The Mibra mine is a strategic asset for AMG, as it provides a secure and low-cost source of lithium and tantalum for its downstream operations. AMG has invested heavily in expanding and upgrading the mine to increase its production capacity and quality. By 2024, AMG expects to increase spodumene production from 90.000 ton per year to 130.000 ton per year and tantalum production from 260.000 pounds per year to 370.000 pounds per year.
But AMG is not only a miner, it is also a processor and innovator of clean energy materials. AMG has developed a proprietary process to convert spodumene into high-purity lithium hydroxide, a key ingredient for lithium-ion batteries. AMG is building two state-of-the-art lithium hydroxide facilities: one near the Mibra mine in Brazil, with a capacity of 16.500 ton per year of technical-grade lithium hydroxide; and another one in Bitterfeld, Germany, with a modular design that will allow for a total capacity of 100.000 ton per year of battery-grade lithium hydroxide.

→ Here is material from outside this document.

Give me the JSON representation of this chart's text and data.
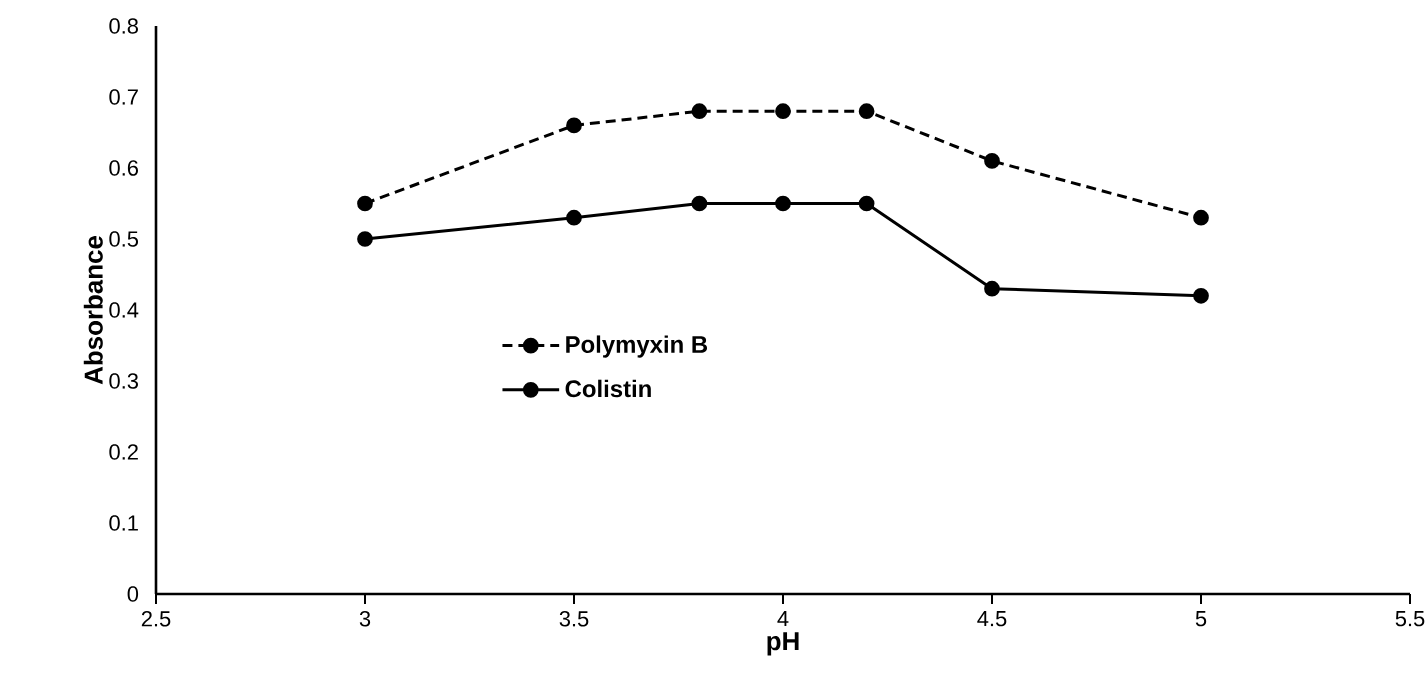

The first module of the Bitterfeld facility will be operational in Q4 2023, and each module will generate an EBITDA between 60 million US$ and 200 million US$, depending on the market price of lithium hydroxide. AMG expects to capture a significant share of the European battery market, which is expected to grow rapidly in the next decade due to the increasing demand for electric vehicles.
AMG is also a leader in the production of vanadium, another critical material for clean energy storage. Vanadium is used in vanadium redox flow batteries (VRFBs), which are large-scale stationary batteries that can store renewable energy and provide grid stability. AMG produces vanadium from its own sources as well as from secondary sources such as spent catalysts and steel slag.
AMG has developed a unique technology to recover vanadium from steel slag, which is a by-product of steelmaking that contains valuable metals but is usually disposed of in landfills. AMG's technology allows for the extraction of vanadium and other metals from steel slag in an environmentally friendly way, reducing CO2 emissions and waste generation. AMG has partnered with several steelmakers in Europe and North America to implement this technology and create a circular economy for steel slag.
By producing vanadium from steel slag, AMG not only reduces its dependence on primary sources of vanadium, but also creates a new revenue stream from selling the recovered metals. AMG expects to increase its vanadium production from 7.000 ton per year in 2020 to 12.000 ton per year in 2024, with an EBITDA margin of over 50%.
This story shows how AMG is leveraging its expertise and innovation to create value from critical materials for clean energy applications. AMG's Clean Energy Materials growth strategy is driven by its vision to be a global leader in sustainable solutions for the energy transition. By investing in its assets and projects, AMG is positioning itself to benefit from the increasing demand for vanadium, lithium, and tantalum in the next years, while also contributing to the reduction of greenhouse gas emissions and environmental impact.